The rest speaks for itself, I believe. But call in anytime if you want some additional help. The expressions in the opening are taken from this template to ensure I did the right thing, however, I made them a bit more readable.

<xsl:function name="my:regex-from-number">
   <xsl:param name="number" />
   <xsl:param name="pos" />
   <xsl:variable name="digit1" select="substring($number, $pos, 1)" />
   <xsl:variable name="digit2" select="substring($number, $pos + 1, 1)" />
   <xsl:variable name="len" select="string-length($number)" />

   <xsl:value-of select="
       if($len = $pos)
           then concat
               (
                   $digit1,
                   '|\d',

                   if($pos - 1 le 1) then ''
                   else concat('{', $pos - 1, '}')
               )

       else
           if ($digit2 = '0')
           then concat
               (
                   $digit1,
                   my:regex-from-number($number, $pos + 1)
               )

           else concat
               (
                   $digit1,

                   if(xs:integer($digit2) - 1 = 0) then '0'
                   else concat('[0-', xs:integer($digit2) - 1, ']'),

                   if($pos + 1 = $len) then '|'
                   else
                       if($len - $pos - 1 = 1) then '\d|'
                       else concat('\d{', $len - $pos - 1, '}|'),

                   '&#xA;', substring($number, 1, $pos),

                   my:regex-from-number($number, $pos + 1)
               )" />
</xsl:function>

13.

Regex

Abel Braaksma

A good thing to know about regexes is that, besides being powerful, they can be very dangerous too, esp. to the unaware, when backtracking causes the regex to run with exponential times for non-matching strings. An example of such a regex is in this post: nabble.com

If you are going to use regexes in a production environment make sure to test them thoroughly for this behavior or your processor may hang occasionally.

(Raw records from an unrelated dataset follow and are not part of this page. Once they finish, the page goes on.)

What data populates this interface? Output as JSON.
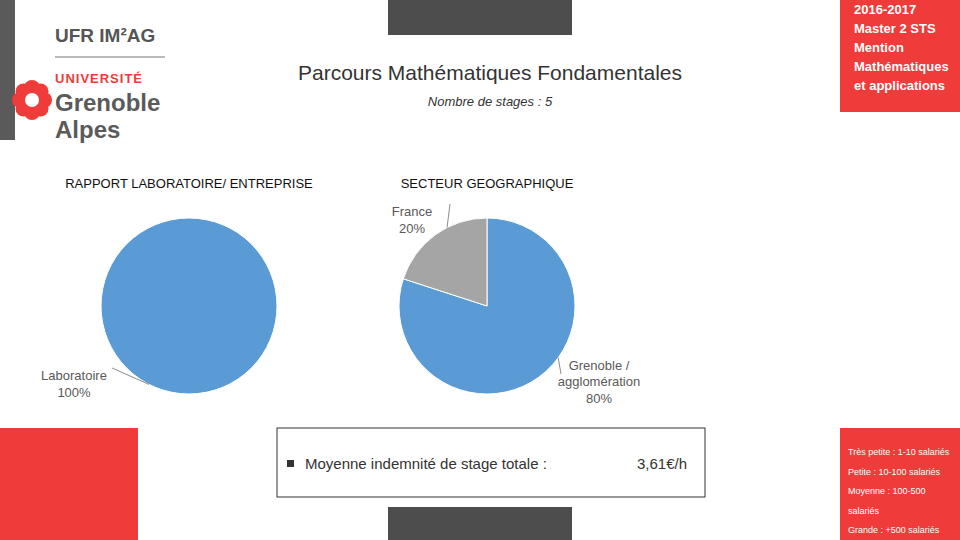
{
  "page": {
    "logo": {
      "unit": "UFR IM²AG",
      "university": "UNIVERSITÉ",
      "city": [
        "Grenoble",
        "Alpes"
      ]
    },
    "header": {
      "title": "Parcours Mathématiques Fondamentales",
      "subtitle": "Nombre de stages : 5"
    },
    "badge": [
      "2016-2017",
      "Master 2 STS",
      "Mention",
      "Mathématiques",
      "et applications"
    ],
    "stipend": {
      "label": "Moyenne indemnité de stage totale :",
      "value": "3,61€/h"
    },
    "size_legend": [
      "Très petite : 1-10 salariés",
      "Petite : 10-100 salariés",
      "Moyenne : 100-500",
      "salariés",
      "Grande : +500 salariés"
    ]
  },
  "chart_data": [
    {
      "type": "pie",
      "title": "RAPPORT LABORATOIRE/ ENTREPRISE",
      "categories": [
        "Laboratoire"
      ],
      "values": [
        100
      ],
      "value_labels": [
        "100%"
      ],
      "colors": [
        "#5b9bd5"
      ],
      "data_labels": true
    },
    {
      "type": "pie",
      "title": "SECTEUR GEOGRAPHIQUE",
      "categories": [
        "Grenoble / agglomération",
        "France"
      ],
      "values": [
        80,
        20
      ],
      "value_labels": [
        "80%",
        "20%"
      ],
      "colors": [
        "#5b9bd5",
        "#a5a5a5"
      ],
      "data_labels": true
    }
  ]
}
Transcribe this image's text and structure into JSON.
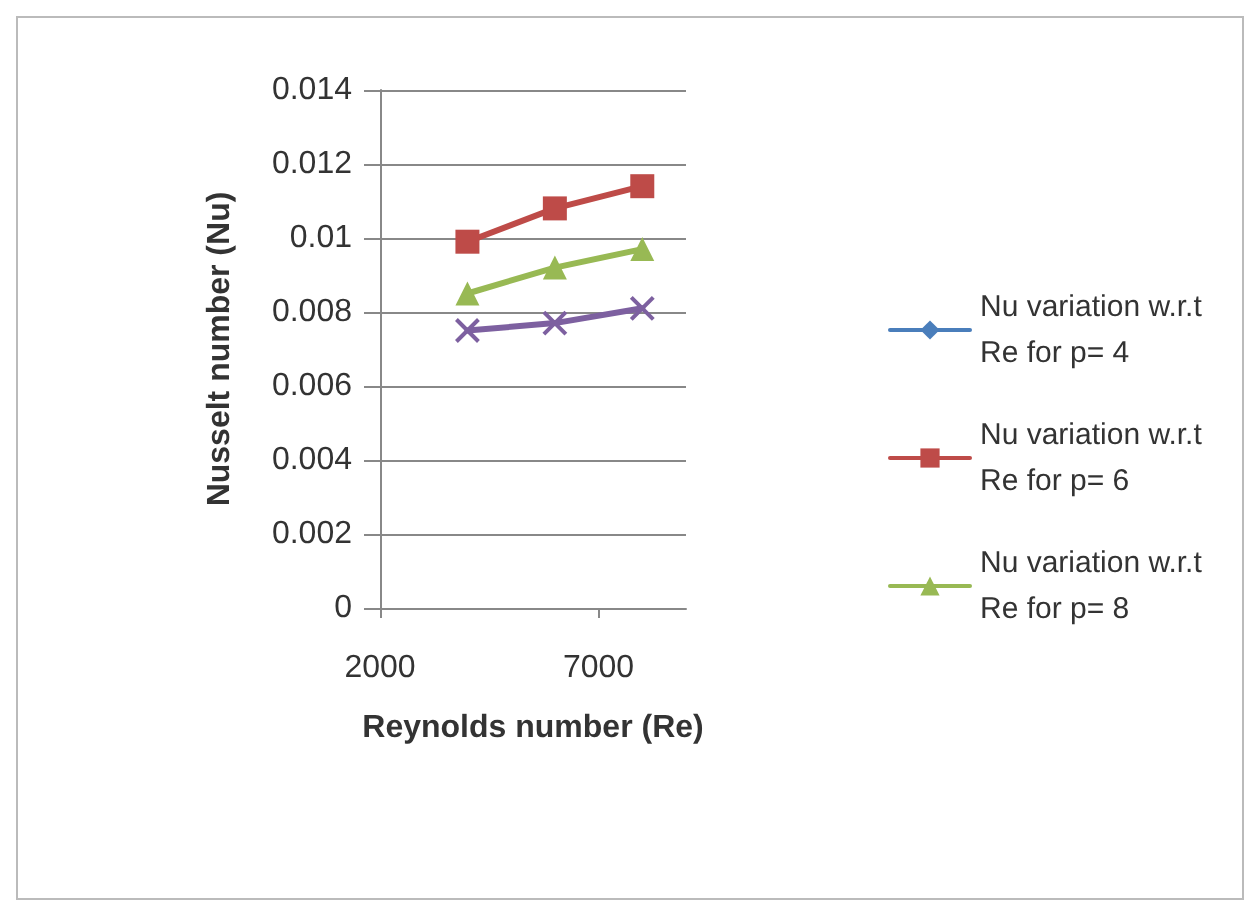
{
  "chart_data": {
    "type": "line",
    "xlabel": "Reynolds number (Re)",
    "ylabel": "Nusselt number (Nu)",
    "x": [
      4000,
      6000,
      8000
    ],
    "series": [
      {
        "name": "Nu variation w.r.t Re for p= 4",
        "color": "#4a7ebb",
        "marker": "diamond",
        "values": [
          null,
          null,
          null
        ]
      },
      {
        "name": "Nu variation w.r.t Re for p= 6",
        "color": "#be4b48",
        "marker": "square",
        "values": [
          0.0099,
          0.0108,
          0.0114
        ]
      },
      {
        "name": "Nu variation w.r.t Re for p= 8",
        "color": "#98b954",
        "marker": "triangle",
        "values": [
          0.0085,
          0.0092,
          0.0097
        ]
      },
      {
        "color": "#7d60a0",
        "marker": "cross",
        "values": [
          0.0075,
          0.0077,
          0.0081
        ]
      }
    ],
    "xlim": [
      2000,
      9000
    ],
    "xticks": [
      2000,
      7000
    ],
    "ylim": [
      0,
      0.014
    ],
    "yticks": [
      0,
      0.002,
      0.004,
      0.006,
      0.008,
      0.01,
      0.012,
      0.014
    ],
    "grid": "y",
    "legend": "right"
  }
}
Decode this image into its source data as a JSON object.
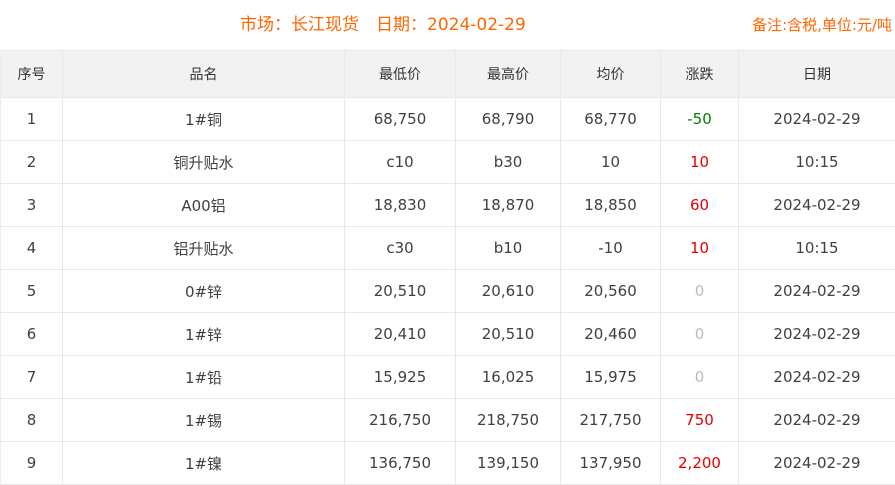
{
  "colors": {
    "accent_orange": "#ff6600",
    "change_up_red": "#e60000",
    "change_down_green": "#008000",
    "change_flat_gray": "#bbbbbb",
    "header_row_bg": "#f2f2f2",
    "border": "#e8e8e8",
    "body_text": "#404040"
  },
  "header": {
    "market_title": "市场：长江现货　日期：2024-02-29",
    "note": "备注:含税,单位:元/吨"
  },
  "table": {
    "columns": [
      "序号",
      "品名",
      "最低价",
      "最高价",
      "均价",
      "涨跌",
      "日期"
    ],
    "rows": [
      {
        "no": "1",
        "name": "1#铜",
        "low": "68,750",
        "high": "68,790",
        "avg": "68,770",
        "change": "-50",
        "dir": "down",
        "date": "2024-02-29"
      },
      {
        "no": "2",
        "name": "铜升贴水",
        "low": "c10",
        "high": "b30",
        "avg": "10",
        "change": "10",
        "dir": "up",
        "date": "10:15"
      },
      {
        "no": "3",
        "name": "A00铝",
        "low": "18,830",
        "high": "18,870",
        "avg": "18,850",
        "change": "60",
        "dir": "up",
        "date": "2024-02-29"
      },
      {
        "no": "4",
        "name": "铝升贴水",
        "low": "c30",
        "high": "b10",
        "avg": "-10",
        "change": "10",
        "dir": "up",
        "date": "10:15"
      },
      {
        "no": "5",
        "name": "0#锌",
        "low": "20,510",
        "high": "20,610",
        "avg": "20,560",
        "change": "0",
        "dir": "flat",
        "date": "2024-02-29"
      },
      {
        "no": "6",
        "name": "1#锌",
        "low": "20,410",
        "high": "20,510",
        "avg": "20,460",
        "change": "0",
        "dir": "flat",
        "date": "2024-02-29"
      },
      {
        "no": "7",
        "name": "1#铅",
        "low": "15,925",
        "high": "16,025",
        "avg": "15,975",
        "change": "0",
        "dir": "flat",
        "date": "2024-02-29"
      },
      {
        "no": "8",
        "name": "1#锡",
        "low": "216,750",
        "high": "218,750",
        "avg": "217,750",
        "change": "750",
        "dir": "up",
        "date": "2024-02-29"
      },
      {
        "no": "9",
        "name": "1#镍",
        "low": "136,750",
        "high": "139,150",
        "avg": "137,950",
        "change": "2,200",
        "dir": "up",
        "date": "2024-02-29"
      }
    ]
  }
}
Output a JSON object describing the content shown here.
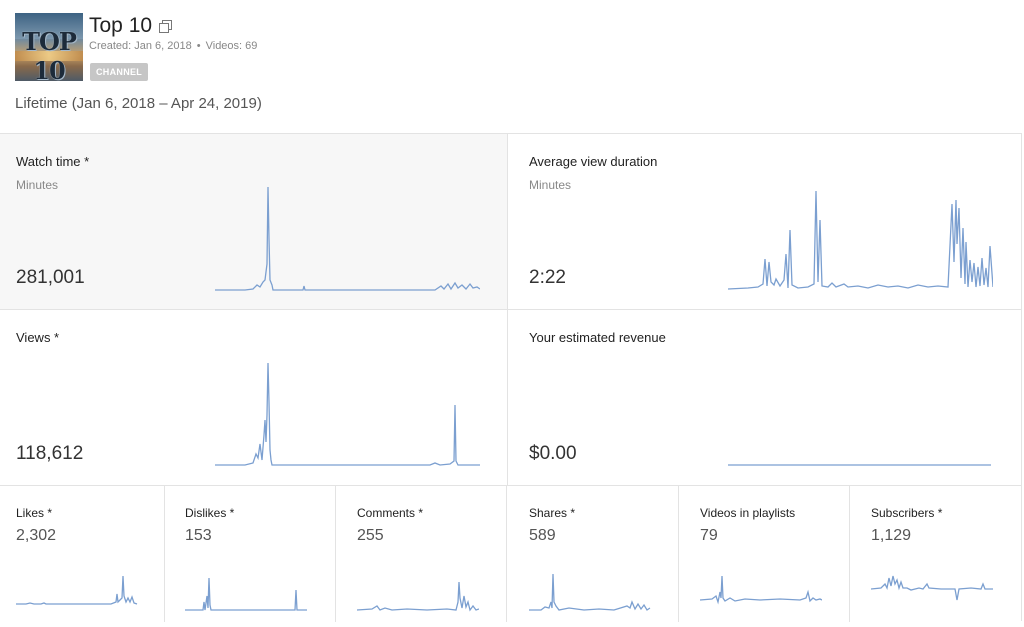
{
  "channel": {
    "title": "Top 10",
    "created_label": "Created: Jan 6, 2018",
    "videos_label": "Videos: 69",
    "badge": "CHANNEL",
    "thumbnail_text": "TOP 10"
  },
  "period": "Lifetime (Jan 6, 2018 – Apr 24, 2019)",
  "cards": {
    "watch_time": {
      "title": "Watch time *",
      "subtitle": "Minutes",
      "value": "281,001"
    },
    "avg_view_duration": {
      "title": "Average view duration",
      "subtitle": "Minutes",
      "value": "2:22"
    },
    "views": {
      "title": "Views *",
      "value": "118,612"
    },
    "revenue": {
      "title": "Your estimated revenue",
      "value": "$0.00"
    }
  },
  "small_cards": [
    {
      "title": "Likes *",
      "value": "2,302"
    },
    {
      "title": "Dislikes *",
      "value": "153"
    },
    {
      "title": "Comments *",
      "value": "255"
    },
    {
      "title": "Shares *",
      "value": "589"
    },
    {
      "title": "Videos in playlists",
      "value": "79"
    },
    {
      "title": "Subscribers *",
      "value": "1,129"
    }
  ],
  "colors": {
    "sparkline": "#7b9fd0",
    "selected_card_bg": "#f7f7f7",
    "badge_bg": "#c6c6c6"
  },
  "icons": {
    "title_link": "external-link-icon"
  }
}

> Is there any way I can split this RegEx on separate lines and/or add
> whitespace so that it would be more readable?

You already heard of the 'x' modifier, but there are a few things that you should know before splitting your regex into a more readable format:

If you use Saxon, several bugs concerning whitespace handling have been fixed in the 8.8 and 8.9 release, some of which you may consider significant, like this one, which is now fixed: nabble.com

The "ignore whitespace" is very literally so. I.e., in XSLT regexes, this: fn:matches("hello world", "hello\ sworld", "x") returns true. The "\ s" part in the regex is, with whitespace removed, "\s" and matches a space. Most regex engines (Perl for one) consider an escaped space as a space.

The only place where you must be aware of whitespace with 'x' on i inside classes, where it is not ignored: [abc ] matches 'a', 'b', 'c' or ' '.

You probably don't want to do this, but this is allowed with the 'x' modifier: "\p{ I s B a s i c L a t i n }+" and is the same as "\p{IsBasicLatin}+".

And a tip for making your regexes more readable: introduce comments inside your regexes. In other regex languages you can do that inside the regex language, but not with a regex in XSLT. You can easily fix this by putting your regexes inside a variable and always calling them with the 'x' modifier:

<xsl:variable name="myregex" as="xs:string">
    (          <!-- grab everything -->
    "          <!-- start of a q. string -->
    [^"]*      <!-- zero or more non-quotes -->
    "          <!-- end of a q. string -->
    )          <!-- closing 'grab all' -->
</xsl:variable>

I use this method to some extend in a format that allows recursive and repetitive regexes on input by just supplying a 'parser' written in XSLT with a set of regexes placed in XML that are then applied to the input. If you have many regexes, you will find that it is easier to maintain them by working on some library and reuse.